Another cassette from Egypt: this time one by perhaps the greatest of Egyptian munshidin.

Sheikh Yasin al-Tuhami – Egypt

Sheikh Yasin al-Tuhami - Egypt
'Your spirit is mingled with my spirit, as amber is mingled with perfumed musk.'
Mansur  al Hallâj
Sheikh Yasin declaims the great Sufi poets. In a theatrical way, he searches for harmony through suffering, a suffering that is heard in his voice, broken with the emotion of a thousand sleepless nights. He uses his voice to accentuate words torn from another Islam. This is the Islam of the streets, the villages, the gallabiyas and the shisha; the last bastion of the poetry of the people of the Nile.
In his singing, the mythical 'habibi' (darling) of Egyptian song becomes a repeated incantation. The Sufi breath meanders between life, death, rebirth, hope and despair.
In the songs of this munshid (singer of poetry), there is the idea of something unfinished. In his way of fashioning a word or a rhyme, Sheikh Yasin seems to lose himself in a labyrinth that makes him an eternal pilgrim in his poetry.
Sheikh Yasîn al-Tuhâmi is unquestionably the most important Sufi munshid in Egypt today. Born in 1948 Yawata, a village community near Assiut, Sheikh Yasin had a traditional religious education learning Koranic recitation, the religious sciences and classical Arabic, all subjects that would enhance his career.  As no family member had ever been a munshid and there was no opportunity for him to learn the inshad at school, he therefore learned this art in his own way, by listening in at local Sufi gatherings.  He was also influenced by famous munshidin he heard on the radio, as well as Koranic singing and the great stars of Arab music such as Nasr al-Din Tubar, Mustafa Isma’il and above all, Umm Kalsoum.

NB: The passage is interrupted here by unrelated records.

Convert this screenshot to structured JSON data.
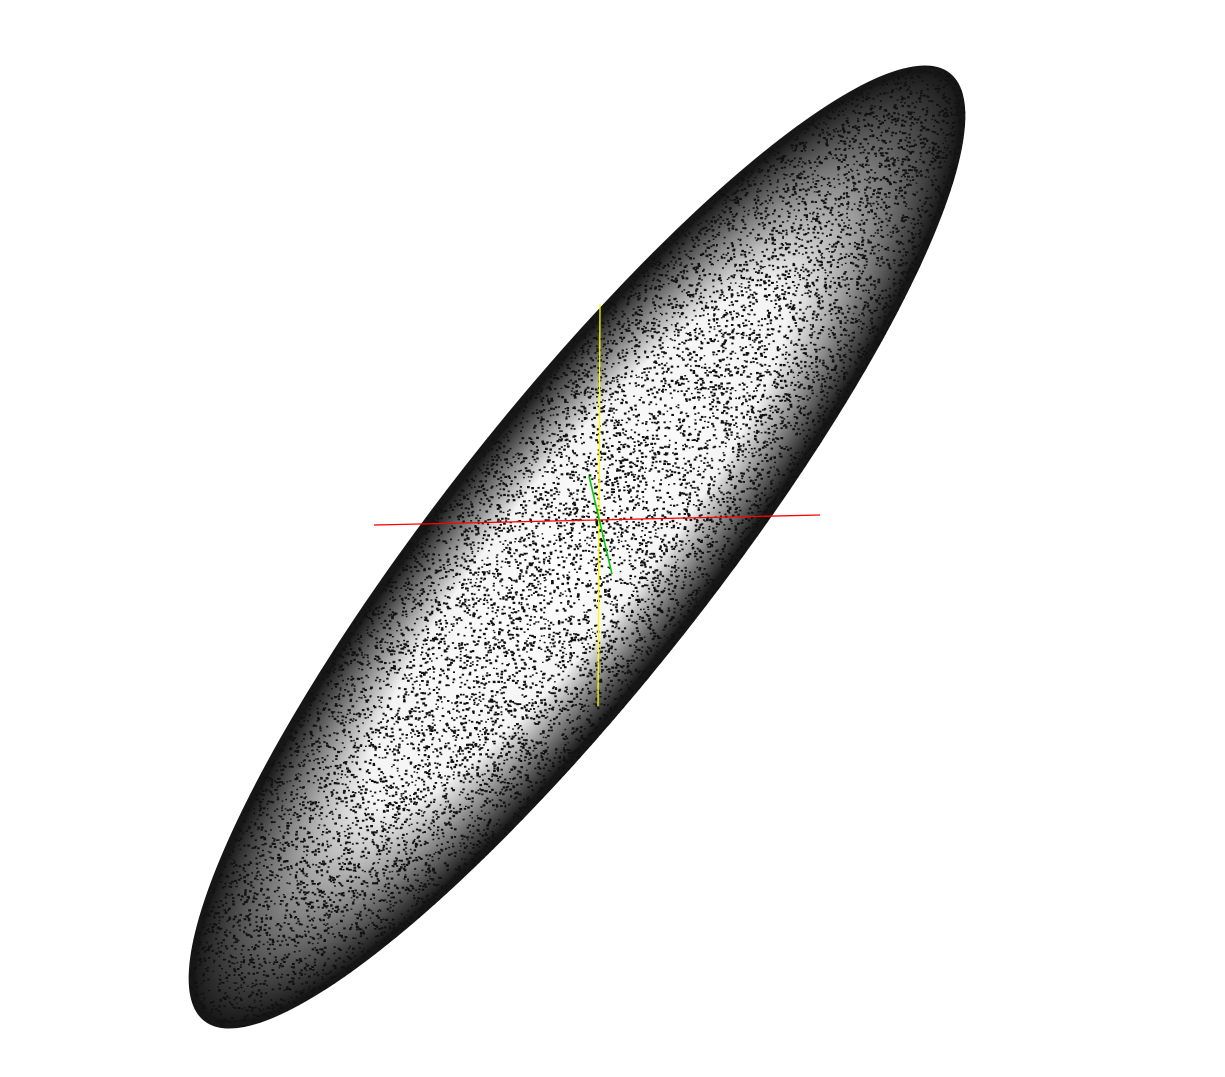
{
  "scene": {
    "object": "ellipsoid-point-cloud",
    "background_color": "#ffffff",
    "point_color": "#111111",
    "axes": [
      {
        "name": "x-axis",
        "color": "#ff0000"
      },
      {
        "name": "y-axis",
        "color": "#ffff00"
      },
      {
        "name": "z-axis",
        "color": "#00cc00"
      }
    ]
  }
}
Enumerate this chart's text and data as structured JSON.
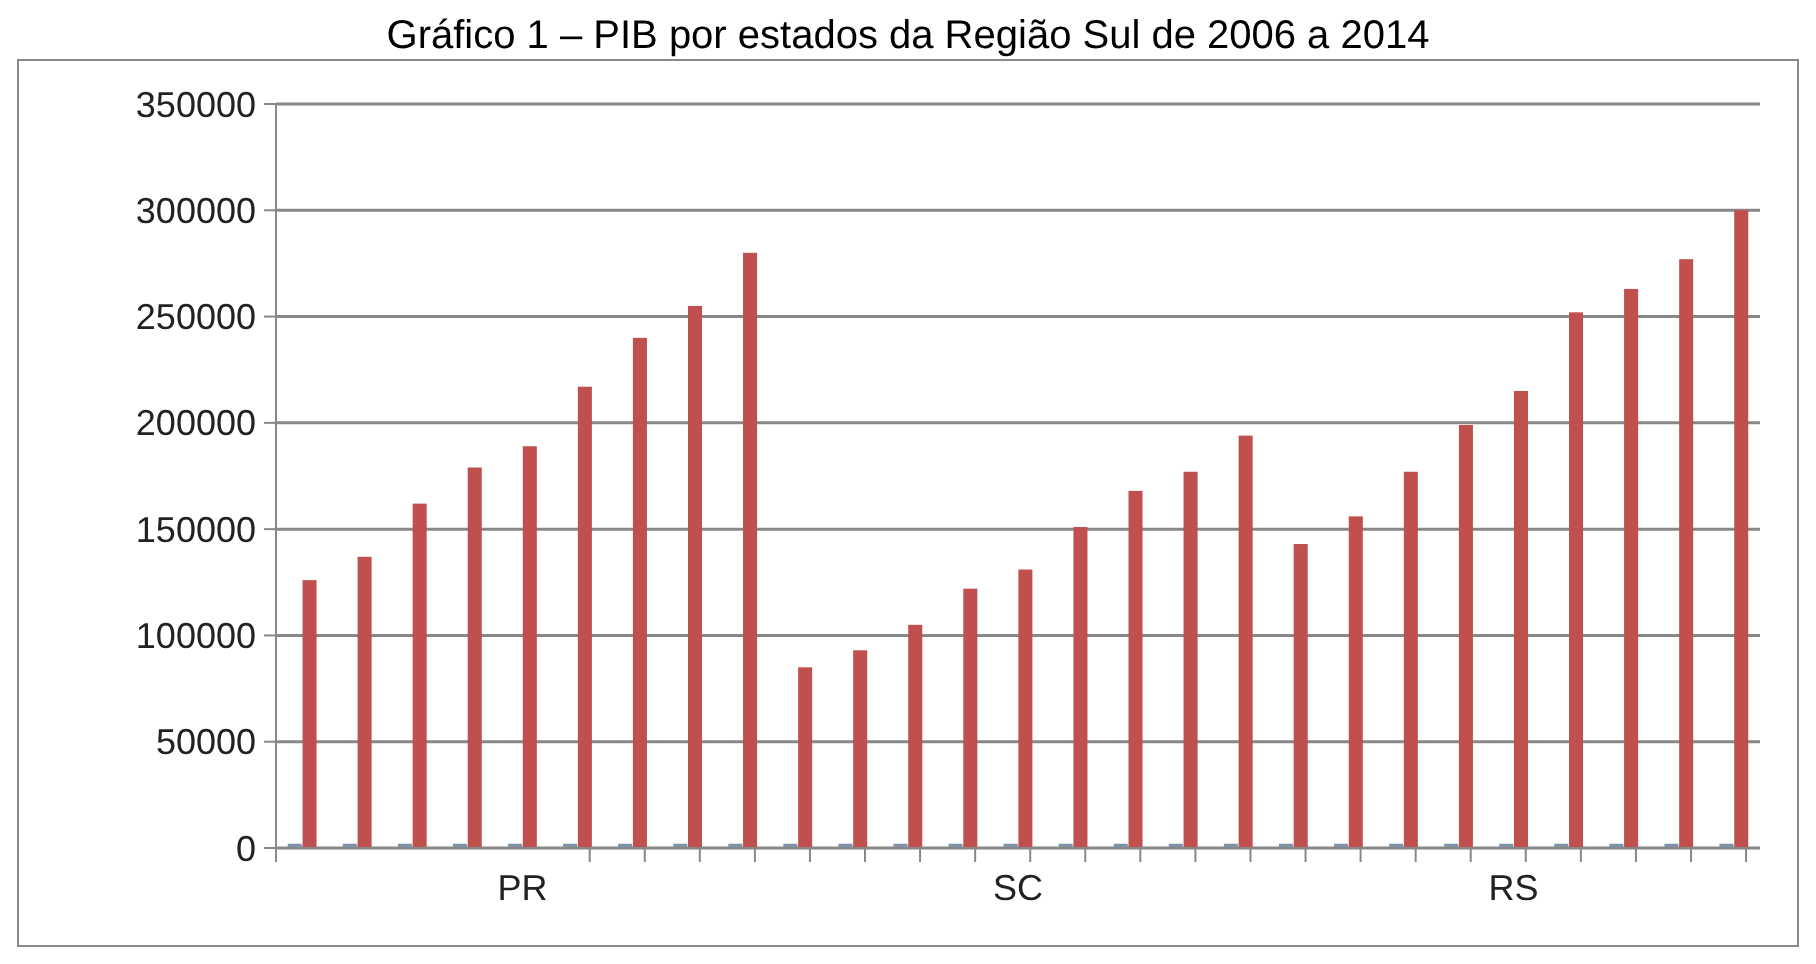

Today Sheikh Tuhâmi is booked months in advance with more than 100 cassettes and CDs on the market, and a large number of private recordings on video and audio circulate among his fans. From his home in the charming small vilage of Hawatka near Assiut, he travels across Egypt for more than 200 nights every year, visiting Sufi gatherings from Aswan to Alexandria. His innovative style, his performance and his success have spawned many imitators that form a veritable  madrassa (school) based in the middle of Egypt and radiating his influence out across the country.